A Associação Morar em Lisboa diz que os projetos de lei do BE e do PAN para interditar a ocorrência de voos civis noturnos entre as 00h e as 6h, salvo situações de emergência, são positivos, mas critica que as situações de emergência não estejam tipificadas no documento.

Falando numa reunião do grupo de trabalho sobre os voos civis noturnos, Pedro Nunes, daquela associação, defendeu que devem haver restrições entre as 23h e as 00h de forma a que os atrasos não “resvalem para o período da meia-noite”. 

A associação quer também que entre as 6h e as 7h seja a permitida a chegada e a partida apenas de aeronaves classe 3, que dizem respeito a “aviões de médio curso”, ficando os restantes proibidos de circular.

No mesmo sentido, o vice-presidente da Associação Vizinhos das Avenidas Novas realçou a importância do “período tampão”, assim como de clarificar as exceções permitidas entre as 00h e as 6h, considerando que se trata de uma “questão de verdadeira saúde pública”.

Rui Pedro Barbosa disse que o problema do ruído provocado pela aviação “afeta de forma significativa os moradores da freguesia das Avenidas Novas”, em Lisboa, e reafirmou que comporta riscos para a saúde dos cidadãos.

No caso de Arroios, os impactos do ruído não são diretos, uma vez que se encontra fora do “cone de aproximação de aterragem e descolagem de aviões”, mas tem um impacto indireto, conforme salientou o presidente do coletivo de vizinhos daquela freguesia.

“A freguesia não para dia e noite”, frisou Luís Castro, notando que Arroios tem “10% do alojamento local” da cidade e “grande parte dos hotéis” de Lisboa.

“Os ‘trolleys’ durante a noite e todos estes movimentos de pessoas são na realidade muito impactantes”, defendeu.
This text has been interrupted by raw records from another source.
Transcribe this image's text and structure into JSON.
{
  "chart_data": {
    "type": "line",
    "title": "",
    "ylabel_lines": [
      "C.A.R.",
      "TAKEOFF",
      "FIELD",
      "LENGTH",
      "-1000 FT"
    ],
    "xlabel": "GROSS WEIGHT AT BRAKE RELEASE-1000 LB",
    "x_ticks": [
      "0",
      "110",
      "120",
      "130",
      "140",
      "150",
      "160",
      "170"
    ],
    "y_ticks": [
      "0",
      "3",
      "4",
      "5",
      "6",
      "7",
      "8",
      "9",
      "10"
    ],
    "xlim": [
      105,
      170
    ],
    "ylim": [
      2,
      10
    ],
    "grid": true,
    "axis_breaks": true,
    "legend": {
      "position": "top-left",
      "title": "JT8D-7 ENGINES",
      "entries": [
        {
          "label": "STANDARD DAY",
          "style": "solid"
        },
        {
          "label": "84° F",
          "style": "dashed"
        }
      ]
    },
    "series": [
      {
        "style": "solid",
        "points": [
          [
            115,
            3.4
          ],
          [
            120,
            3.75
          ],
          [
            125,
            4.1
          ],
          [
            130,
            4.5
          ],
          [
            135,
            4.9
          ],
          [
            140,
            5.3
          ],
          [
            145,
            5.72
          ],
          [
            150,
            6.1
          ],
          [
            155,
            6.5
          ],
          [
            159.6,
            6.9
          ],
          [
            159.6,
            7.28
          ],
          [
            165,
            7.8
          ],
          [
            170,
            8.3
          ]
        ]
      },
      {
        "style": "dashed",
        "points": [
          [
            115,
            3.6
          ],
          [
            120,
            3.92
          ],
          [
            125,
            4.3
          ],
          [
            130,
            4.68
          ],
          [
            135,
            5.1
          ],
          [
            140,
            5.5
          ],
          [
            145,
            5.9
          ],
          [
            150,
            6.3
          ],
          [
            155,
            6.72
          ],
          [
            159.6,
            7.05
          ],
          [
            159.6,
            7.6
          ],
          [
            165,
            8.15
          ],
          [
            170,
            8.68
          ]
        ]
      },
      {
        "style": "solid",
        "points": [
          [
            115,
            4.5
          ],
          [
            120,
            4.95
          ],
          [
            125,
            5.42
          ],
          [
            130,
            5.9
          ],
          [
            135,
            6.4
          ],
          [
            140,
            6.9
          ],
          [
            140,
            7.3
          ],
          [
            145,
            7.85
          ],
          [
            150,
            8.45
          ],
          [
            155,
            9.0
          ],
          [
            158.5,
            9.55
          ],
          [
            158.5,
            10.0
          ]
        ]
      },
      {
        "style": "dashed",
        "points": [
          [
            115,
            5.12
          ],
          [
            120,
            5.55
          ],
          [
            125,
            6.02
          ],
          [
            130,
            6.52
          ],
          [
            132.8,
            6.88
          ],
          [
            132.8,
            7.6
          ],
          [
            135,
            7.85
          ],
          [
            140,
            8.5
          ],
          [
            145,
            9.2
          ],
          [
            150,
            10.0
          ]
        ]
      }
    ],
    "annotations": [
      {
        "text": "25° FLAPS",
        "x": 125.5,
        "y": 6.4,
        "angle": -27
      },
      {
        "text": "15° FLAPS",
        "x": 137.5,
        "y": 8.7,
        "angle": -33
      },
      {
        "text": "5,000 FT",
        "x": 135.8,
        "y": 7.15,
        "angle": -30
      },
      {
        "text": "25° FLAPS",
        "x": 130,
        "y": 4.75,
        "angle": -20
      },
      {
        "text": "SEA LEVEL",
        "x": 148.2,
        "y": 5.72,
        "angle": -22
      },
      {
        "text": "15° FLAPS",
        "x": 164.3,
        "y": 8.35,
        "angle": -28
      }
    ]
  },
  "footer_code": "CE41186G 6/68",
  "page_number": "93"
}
Gonçalo Matos, da Associação dos Vizinhos de Lisboa, levantou ainda a questão da segurança de um aeroporto como o Humberto Delgado, situado dentro da cidade de Lisboa.
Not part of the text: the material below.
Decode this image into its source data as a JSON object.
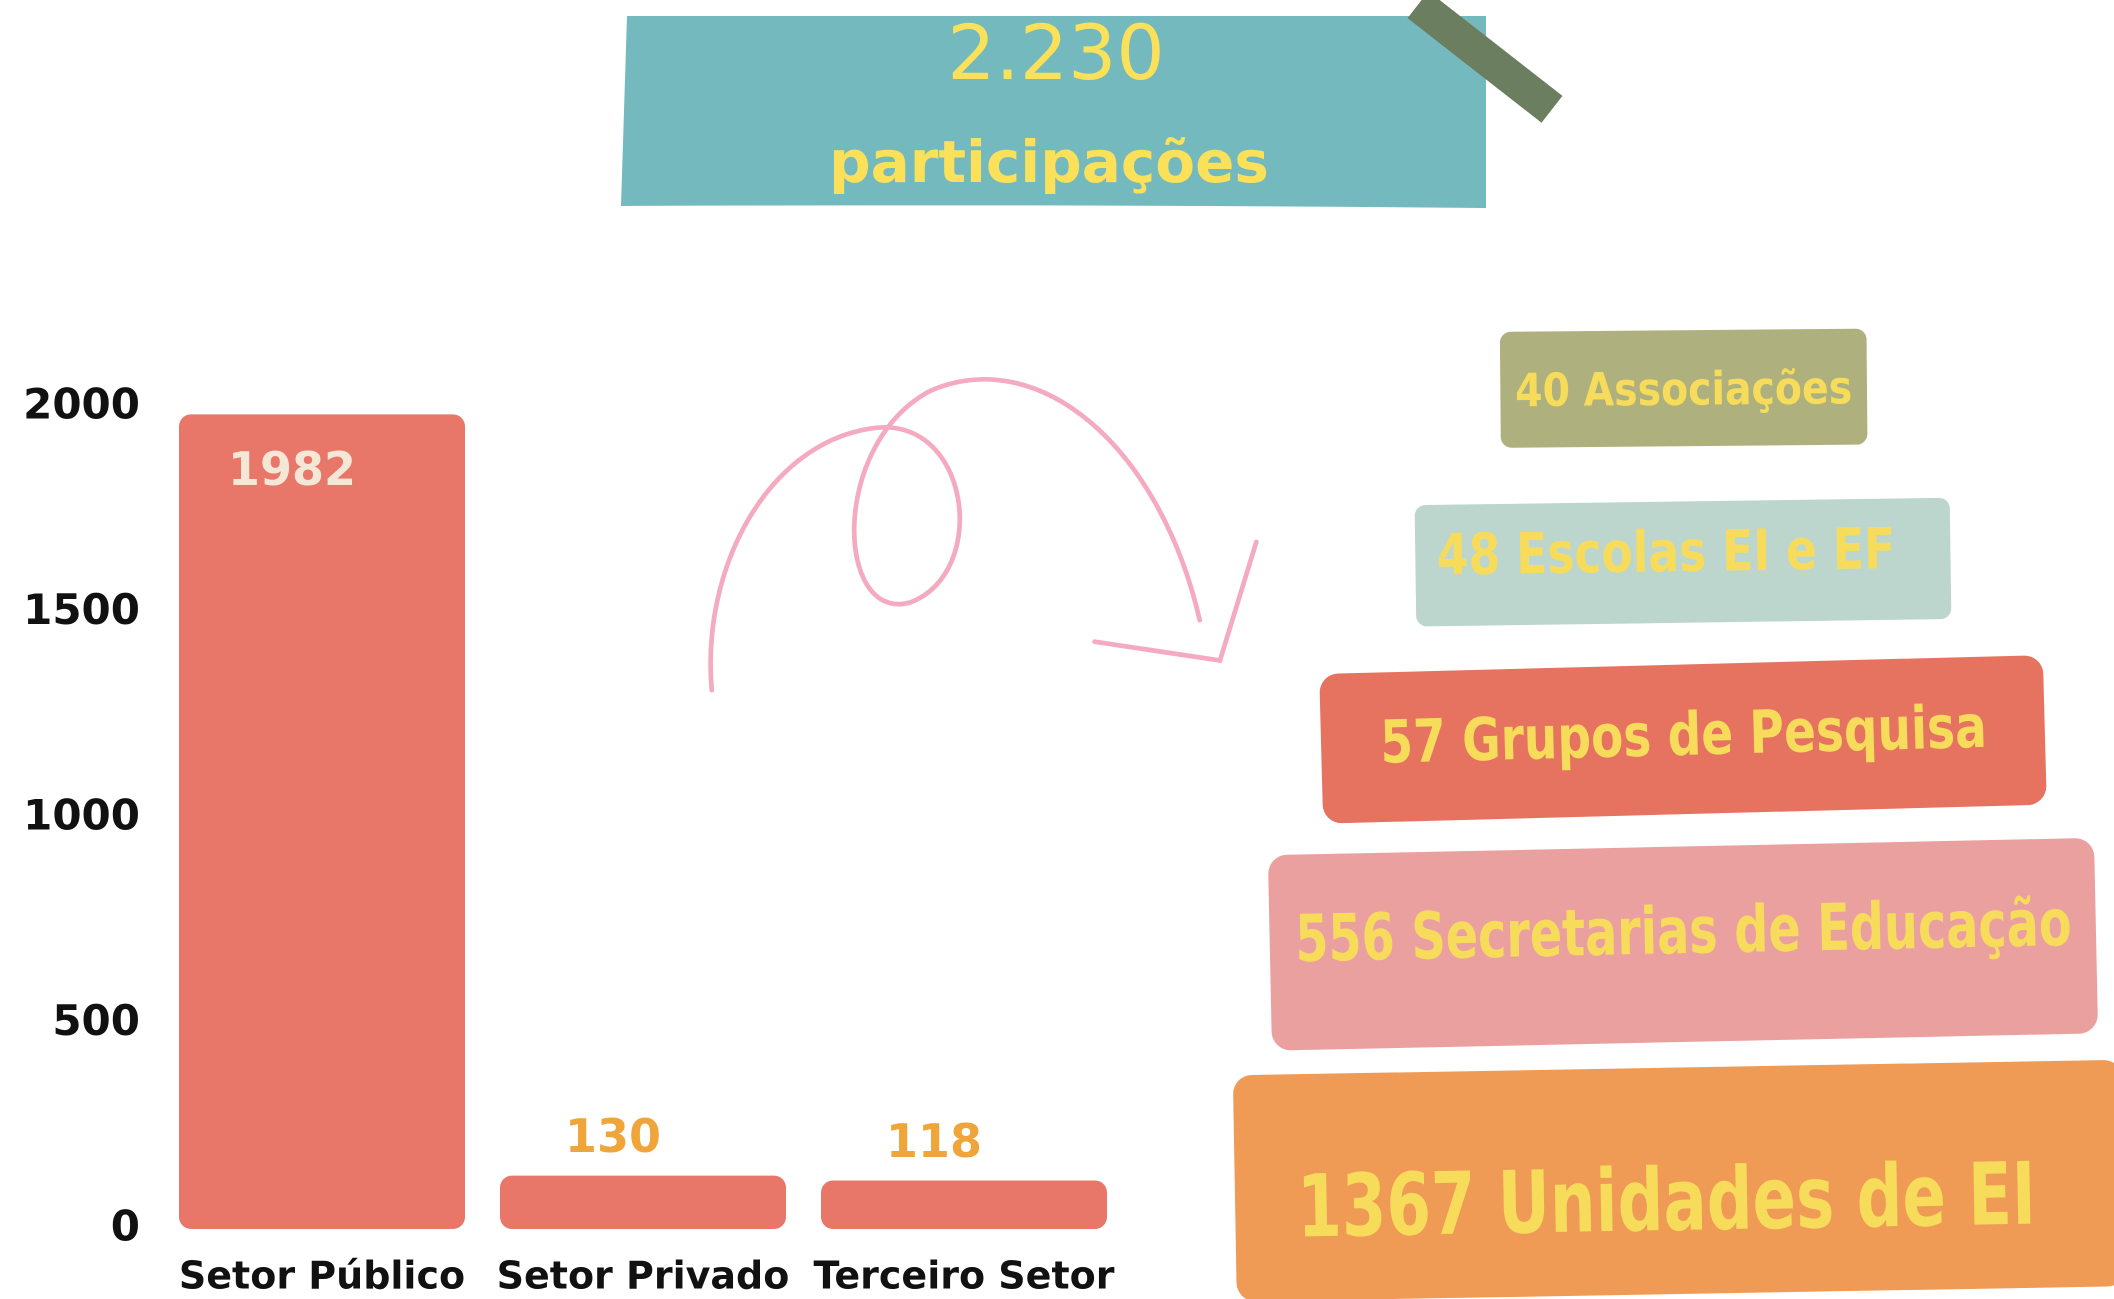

“Mais ainda durante a noite, devido às condições de visibilidade”, referiu.

Outro ponto várias vezes referido pelas várias entidades que intervieram na discussão, que contou também com autarcas do Porto, Loures e Lisboa, prende-se com o facto das mais de 1.100 infrações relacionados com ruído registadas no ano passado ainda não terem resultado em coimas.
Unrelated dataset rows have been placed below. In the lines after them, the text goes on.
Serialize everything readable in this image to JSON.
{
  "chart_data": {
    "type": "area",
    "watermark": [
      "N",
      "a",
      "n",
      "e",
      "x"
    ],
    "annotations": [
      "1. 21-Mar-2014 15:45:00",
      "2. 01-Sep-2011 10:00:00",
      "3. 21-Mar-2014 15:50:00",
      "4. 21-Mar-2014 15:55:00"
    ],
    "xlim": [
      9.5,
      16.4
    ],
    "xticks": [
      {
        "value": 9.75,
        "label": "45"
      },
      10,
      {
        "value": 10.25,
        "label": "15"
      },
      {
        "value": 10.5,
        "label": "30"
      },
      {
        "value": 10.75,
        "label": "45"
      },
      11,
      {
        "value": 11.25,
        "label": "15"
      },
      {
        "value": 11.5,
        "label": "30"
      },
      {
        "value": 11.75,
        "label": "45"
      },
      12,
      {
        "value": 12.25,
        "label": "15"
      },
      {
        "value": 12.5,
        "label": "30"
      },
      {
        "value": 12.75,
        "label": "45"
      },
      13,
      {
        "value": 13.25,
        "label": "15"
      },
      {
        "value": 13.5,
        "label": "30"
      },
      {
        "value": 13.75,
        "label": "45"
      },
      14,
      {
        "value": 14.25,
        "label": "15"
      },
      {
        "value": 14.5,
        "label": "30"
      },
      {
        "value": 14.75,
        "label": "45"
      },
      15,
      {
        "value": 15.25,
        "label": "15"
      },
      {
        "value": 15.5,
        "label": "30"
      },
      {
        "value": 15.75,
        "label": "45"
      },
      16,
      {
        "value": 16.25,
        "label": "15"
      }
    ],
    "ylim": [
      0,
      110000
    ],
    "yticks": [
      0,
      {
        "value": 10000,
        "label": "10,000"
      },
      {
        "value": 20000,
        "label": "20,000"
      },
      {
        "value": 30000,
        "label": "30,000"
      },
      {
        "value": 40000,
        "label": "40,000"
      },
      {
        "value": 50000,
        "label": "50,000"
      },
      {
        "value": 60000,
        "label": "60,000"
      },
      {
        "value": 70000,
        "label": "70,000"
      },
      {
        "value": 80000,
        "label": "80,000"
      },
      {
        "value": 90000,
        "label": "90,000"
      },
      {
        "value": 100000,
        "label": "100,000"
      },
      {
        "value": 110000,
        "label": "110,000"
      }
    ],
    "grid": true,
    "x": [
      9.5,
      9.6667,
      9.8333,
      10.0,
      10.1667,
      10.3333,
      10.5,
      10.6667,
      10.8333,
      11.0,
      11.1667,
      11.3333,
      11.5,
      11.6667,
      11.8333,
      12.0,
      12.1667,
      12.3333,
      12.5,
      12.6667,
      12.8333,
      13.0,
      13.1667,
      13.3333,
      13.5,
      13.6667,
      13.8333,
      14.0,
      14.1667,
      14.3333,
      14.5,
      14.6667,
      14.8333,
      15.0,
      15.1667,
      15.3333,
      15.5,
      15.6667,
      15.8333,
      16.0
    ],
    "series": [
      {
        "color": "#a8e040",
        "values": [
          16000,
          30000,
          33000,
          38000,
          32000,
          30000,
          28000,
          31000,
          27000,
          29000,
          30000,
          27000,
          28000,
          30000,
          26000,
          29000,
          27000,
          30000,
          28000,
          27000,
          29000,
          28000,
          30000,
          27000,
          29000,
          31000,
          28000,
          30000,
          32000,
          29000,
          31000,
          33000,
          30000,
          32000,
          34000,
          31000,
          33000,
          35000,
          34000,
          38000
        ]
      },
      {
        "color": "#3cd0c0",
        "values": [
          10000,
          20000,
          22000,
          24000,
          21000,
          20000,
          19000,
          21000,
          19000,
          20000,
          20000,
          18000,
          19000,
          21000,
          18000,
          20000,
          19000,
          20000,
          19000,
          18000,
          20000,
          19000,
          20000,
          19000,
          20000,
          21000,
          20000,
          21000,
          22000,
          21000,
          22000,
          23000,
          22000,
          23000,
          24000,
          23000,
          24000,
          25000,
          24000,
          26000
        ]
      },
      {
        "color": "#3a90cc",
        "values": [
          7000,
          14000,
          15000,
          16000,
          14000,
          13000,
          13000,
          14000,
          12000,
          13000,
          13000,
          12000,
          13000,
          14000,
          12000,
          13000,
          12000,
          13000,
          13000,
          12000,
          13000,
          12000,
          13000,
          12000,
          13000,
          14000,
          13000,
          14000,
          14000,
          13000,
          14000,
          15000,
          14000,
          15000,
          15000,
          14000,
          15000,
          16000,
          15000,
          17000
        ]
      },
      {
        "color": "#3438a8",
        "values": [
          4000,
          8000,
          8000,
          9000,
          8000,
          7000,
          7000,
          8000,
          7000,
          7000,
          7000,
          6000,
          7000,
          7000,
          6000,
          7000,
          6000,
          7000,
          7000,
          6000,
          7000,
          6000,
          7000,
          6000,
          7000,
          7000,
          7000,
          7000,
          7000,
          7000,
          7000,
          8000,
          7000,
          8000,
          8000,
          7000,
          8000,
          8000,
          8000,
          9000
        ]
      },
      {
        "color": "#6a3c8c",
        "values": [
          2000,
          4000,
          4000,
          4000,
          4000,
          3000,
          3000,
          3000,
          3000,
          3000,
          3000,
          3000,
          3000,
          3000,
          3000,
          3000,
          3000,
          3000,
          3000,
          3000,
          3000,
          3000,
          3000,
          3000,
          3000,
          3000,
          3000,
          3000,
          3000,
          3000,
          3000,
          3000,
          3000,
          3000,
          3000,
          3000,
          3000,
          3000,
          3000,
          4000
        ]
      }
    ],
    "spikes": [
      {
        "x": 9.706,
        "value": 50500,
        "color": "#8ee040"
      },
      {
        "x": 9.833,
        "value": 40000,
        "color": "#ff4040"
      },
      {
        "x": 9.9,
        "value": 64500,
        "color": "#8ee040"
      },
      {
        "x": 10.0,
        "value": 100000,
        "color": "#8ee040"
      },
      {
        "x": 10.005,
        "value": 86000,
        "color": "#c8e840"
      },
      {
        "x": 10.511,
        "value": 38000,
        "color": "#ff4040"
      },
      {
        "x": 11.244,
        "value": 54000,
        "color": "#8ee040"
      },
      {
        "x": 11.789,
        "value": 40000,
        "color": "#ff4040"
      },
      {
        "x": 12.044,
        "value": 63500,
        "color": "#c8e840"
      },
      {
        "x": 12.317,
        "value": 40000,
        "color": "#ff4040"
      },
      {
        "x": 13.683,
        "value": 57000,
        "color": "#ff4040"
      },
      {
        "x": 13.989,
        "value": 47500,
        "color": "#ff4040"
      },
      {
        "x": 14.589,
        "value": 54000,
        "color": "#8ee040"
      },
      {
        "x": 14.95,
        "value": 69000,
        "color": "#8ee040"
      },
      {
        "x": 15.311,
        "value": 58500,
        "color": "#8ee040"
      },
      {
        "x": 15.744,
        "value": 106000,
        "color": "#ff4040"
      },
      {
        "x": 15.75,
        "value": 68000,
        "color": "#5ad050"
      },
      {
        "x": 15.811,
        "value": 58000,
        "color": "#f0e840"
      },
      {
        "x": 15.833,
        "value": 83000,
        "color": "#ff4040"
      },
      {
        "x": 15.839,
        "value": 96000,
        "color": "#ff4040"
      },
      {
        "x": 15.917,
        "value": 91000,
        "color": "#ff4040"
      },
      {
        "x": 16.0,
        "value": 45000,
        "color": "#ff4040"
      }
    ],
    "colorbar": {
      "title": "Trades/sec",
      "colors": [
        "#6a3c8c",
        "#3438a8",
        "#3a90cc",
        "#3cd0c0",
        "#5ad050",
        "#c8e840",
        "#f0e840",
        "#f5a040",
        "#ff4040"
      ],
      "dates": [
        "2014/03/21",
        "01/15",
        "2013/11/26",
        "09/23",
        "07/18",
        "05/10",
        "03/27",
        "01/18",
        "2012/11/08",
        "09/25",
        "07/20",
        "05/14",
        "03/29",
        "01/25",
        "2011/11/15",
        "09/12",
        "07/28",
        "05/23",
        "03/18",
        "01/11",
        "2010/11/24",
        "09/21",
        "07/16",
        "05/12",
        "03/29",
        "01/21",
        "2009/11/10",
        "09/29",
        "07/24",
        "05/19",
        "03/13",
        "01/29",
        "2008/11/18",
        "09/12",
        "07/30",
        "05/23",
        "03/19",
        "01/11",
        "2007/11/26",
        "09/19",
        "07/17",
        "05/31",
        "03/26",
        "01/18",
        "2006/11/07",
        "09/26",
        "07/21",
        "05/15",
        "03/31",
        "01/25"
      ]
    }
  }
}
Citando alguns estudos, Hans Eickhoff, do Movimento Morar em Lisboa, sublinhou que Lisboa está entre as piores capitais europeias no que diz respeita ao número de pessoas afetadas pelo aeroporto e pelos níveis de ruído.

Apesar de reconhecer a importância do turismo “na economia do país”, Hans Eickhoff, defendeu que isso não pode interferir “com o bem-estar dos residentes, estudantes, visitantes e trabalhadores” de Lisboa.